En 2009, Google a lancé un outil qui exploite les volumes massifs de recherches des internautes pour observer ou même prédire la propagation de la grippe dans le monde, pays par pays. Chaque année, Google repère ainsi les variations de popularité de recherches liées à la grippe ("fièvre", "grippe", "courbatures"…), à la fois dans le temps et dans l'espace, pour détecter la montée des recherches de symptômes et suivre leur trajet géographique.
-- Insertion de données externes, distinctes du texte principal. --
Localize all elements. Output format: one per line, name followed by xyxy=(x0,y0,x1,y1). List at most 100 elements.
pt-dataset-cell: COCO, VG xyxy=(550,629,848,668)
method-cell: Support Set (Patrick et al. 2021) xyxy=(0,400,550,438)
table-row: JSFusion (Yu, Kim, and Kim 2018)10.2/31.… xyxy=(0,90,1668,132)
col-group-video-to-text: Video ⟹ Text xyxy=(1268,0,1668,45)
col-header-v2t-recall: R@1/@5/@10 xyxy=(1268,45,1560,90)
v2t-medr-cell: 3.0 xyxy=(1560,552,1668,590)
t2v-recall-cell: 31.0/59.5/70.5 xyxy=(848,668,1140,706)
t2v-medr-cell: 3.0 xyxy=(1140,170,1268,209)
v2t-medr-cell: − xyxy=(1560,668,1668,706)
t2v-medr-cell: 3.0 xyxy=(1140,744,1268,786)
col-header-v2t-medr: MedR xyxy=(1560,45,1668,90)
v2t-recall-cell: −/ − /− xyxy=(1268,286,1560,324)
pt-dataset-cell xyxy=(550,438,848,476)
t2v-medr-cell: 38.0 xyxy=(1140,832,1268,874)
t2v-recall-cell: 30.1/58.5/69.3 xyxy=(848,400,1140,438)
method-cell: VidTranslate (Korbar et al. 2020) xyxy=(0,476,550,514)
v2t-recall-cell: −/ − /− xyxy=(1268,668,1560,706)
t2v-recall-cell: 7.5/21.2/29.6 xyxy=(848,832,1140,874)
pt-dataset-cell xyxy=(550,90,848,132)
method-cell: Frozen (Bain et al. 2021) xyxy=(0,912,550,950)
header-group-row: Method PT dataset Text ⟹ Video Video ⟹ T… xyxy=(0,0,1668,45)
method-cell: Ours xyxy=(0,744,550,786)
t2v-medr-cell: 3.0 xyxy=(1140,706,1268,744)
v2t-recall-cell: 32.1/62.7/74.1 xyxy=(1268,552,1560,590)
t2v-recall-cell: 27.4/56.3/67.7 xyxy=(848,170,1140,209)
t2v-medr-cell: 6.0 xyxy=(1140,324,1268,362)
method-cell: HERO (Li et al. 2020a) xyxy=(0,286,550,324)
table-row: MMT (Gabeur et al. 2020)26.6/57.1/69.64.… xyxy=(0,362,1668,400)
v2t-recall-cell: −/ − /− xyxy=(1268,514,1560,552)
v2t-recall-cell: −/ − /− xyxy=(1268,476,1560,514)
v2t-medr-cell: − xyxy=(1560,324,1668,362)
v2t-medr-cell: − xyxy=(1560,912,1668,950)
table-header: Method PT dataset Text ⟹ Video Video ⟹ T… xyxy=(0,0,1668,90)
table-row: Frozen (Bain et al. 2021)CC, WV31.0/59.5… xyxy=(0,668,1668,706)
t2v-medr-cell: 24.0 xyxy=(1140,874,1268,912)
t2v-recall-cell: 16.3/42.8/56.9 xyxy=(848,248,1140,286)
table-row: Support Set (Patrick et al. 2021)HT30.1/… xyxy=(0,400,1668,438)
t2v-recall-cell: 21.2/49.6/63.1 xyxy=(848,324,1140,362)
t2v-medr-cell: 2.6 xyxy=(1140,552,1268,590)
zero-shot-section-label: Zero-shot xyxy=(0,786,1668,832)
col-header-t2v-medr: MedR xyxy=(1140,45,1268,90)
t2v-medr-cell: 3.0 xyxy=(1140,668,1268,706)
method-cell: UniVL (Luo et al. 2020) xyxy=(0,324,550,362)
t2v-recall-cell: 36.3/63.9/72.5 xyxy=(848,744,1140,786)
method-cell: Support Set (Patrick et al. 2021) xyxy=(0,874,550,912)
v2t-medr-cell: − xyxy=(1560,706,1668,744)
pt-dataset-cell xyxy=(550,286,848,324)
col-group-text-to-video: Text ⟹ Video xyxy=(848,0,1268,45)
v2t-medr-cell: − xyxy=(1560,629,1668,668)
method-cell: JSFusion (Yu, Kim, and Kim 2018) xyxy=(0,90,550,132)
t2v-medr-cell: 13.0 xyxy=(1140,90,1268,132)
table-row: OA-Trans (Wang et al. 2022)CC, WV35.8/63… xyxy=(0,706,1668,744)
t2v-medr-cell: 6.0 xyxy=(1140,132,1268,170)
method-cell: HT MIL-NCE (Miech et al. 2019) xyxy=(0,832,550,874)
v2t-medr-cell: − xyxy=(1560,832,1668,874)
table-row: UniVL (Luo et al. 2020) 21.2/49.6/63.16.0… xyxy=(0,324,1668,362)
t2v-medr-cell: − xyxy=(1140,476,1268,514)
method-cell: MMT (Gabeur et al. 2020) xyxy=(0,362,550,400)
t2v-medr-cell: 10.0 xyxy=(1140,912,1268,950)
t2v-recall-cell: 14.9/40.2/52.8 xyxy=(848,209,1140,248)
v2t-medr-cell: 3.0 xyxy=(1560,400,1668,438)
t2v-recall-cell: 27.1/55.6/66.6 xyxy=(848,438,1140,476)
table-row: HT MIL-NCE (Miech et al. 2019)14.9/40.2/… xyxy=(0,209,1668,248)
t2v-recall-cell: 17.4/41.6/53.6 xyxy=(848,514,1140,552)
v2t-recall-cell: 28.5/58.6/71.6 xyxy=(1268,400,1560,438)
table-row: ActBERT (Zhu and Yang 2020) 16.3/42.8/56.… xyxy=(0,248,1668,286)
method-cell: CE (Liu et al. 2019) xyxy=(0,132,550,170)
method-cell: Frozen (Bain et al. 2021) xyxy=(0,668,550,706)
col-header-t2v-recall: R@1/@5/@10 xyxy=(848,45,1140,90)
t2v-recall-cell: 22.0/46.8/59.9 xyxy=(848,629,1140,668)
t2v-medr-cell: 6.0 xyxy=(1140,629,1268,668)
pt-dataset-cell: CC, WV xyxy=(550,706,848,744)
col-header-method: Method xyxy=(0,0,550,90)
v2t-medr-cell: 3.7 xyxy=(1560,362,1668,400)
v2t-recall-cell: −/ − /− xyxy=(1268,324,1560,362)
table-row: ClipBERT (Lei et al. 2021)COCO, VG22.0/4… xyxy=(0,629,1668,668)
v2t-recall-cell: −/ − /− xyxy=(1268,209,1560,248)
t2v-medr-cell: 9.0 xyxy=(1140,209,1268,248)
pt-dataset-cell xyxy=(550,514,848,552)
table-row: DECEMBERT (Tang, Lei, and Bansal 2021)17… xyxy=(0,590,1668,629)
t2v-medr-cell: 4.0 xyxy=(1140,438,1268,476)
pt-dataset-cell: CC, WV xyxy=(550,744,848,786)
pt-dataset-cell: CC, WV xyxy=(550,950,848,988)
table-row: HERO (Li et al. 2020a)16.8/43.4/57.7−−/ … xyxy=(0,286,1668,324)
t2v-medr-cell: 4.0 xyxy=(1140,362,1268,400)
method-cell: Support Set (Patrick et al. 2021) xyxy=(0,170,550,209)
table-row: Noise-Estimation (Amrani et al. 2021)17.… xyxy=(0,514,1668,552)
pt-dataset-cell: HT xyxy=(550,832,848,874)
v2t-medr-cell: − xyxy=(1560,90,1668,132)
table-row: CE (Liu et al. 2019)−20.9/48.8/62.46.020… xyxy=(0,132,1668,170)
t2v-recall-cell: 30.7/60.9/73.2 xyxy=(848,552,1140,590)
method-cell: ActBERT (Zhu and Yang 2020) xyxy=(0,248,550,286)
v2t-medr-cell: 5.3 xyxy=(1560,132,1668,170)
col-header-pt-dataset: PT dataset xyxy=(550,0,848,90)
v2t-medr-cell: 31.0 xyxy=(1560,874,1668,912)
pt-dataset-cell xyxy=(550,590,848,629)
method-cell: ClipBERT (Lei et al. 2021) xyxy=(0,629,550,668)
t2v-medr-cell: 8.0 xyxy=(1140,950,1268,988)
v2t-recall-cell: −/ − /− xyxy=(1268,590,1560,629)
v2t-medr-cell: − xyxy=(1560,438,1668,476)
Actuellement, 18 pays sont ainsi étudiés.
L'initiative est un prémisse annonciateur de la volonté de Google de se mettre au centre de la médecine prédictive et personnalisée à travers l'exploitation de ses capacités de traitement du Big Data. Le géant américain a lancé le même outil pour suivre l'évolution de la dengue, et d'autres suivront probablement dans les prochains mois ou les prochaines années. L'intérêt de tels outils pour la santé publique est bien sûr très important, et les enjeux sont colossaux pour Google qui espère avoir accès à de plus en plus de données de santé, de plus en plus personnelles, pour proposer ses propres services de diagnostics et de conseils de traitement.
Mais il reste visiblement de grands progrès à faire dans l'analyse statistique. Selon une étude publiée dans la revue Science et relayée par The Register, les prédictions de pics d'épidémie réalisées par Google auraient été fausses pour 100 des 108 semaines écoulées depuis 2011. "La raison est simple : presque tout le monde croit que le moindre rhume est une grippe", résume le site britannique.
Malade imaginaire
"Nous avons remarqué une corrélation étroite entre le nombre d'internautes qui recherchent des termes liés à la grippe et le nombre de personnes présentant les symptômes de cette maladie", explique Google sur son site. "Fort heureusement, les internautes qui recherchent le terme "grippe" ne sont pas tous malades, mais une corrélation se dessine lorsque toutes les requêtes de recherche sont rassemblées
La firme de Mountain View ajoute que les graphiques qu'elle établit sont des "estimations mises en parallèle avec les données de surveillance officielles concernant la grippe" et qu'elles "sont très proches des indicateurs conventionnels de propagation du virus". Elles auraient l'avantage d'être mises à jour "quotidiennement", alors que les données officielles ne le sont souvent qu'une fois par semaine.
Mais la recherche de symptômes sur Internet, ou même la reconnaissance de ces symptômes par un médecin, ne vaut pas une analyse épidémiologique sérieuse. Aux Etats-Unis, moins de 10 % des échantillons testés par les Centres pour le contrôle et la prévention des maladies (CDC) retournent un résultat positif. C'est-à-dire que dans plus de neuf cas sur dix, ce que l'on croit être une grippe n'en était pas une.
Les chercheurs en concluent que Google accorde une trop grande importance aux données de recherches des utilisateurs et à leur croisement, et pas assez aux erreurs d'auto-diagnostic de ces malades en puissance. Ils pensent même que l'outil peut générer un cercle vicieux en faisant croire aux internautes que la grippe est arrivée dans leur région et en les poussant à se croire malades de la grippe lorsqu'ils ont en réalité une maladie bien plus bénigne.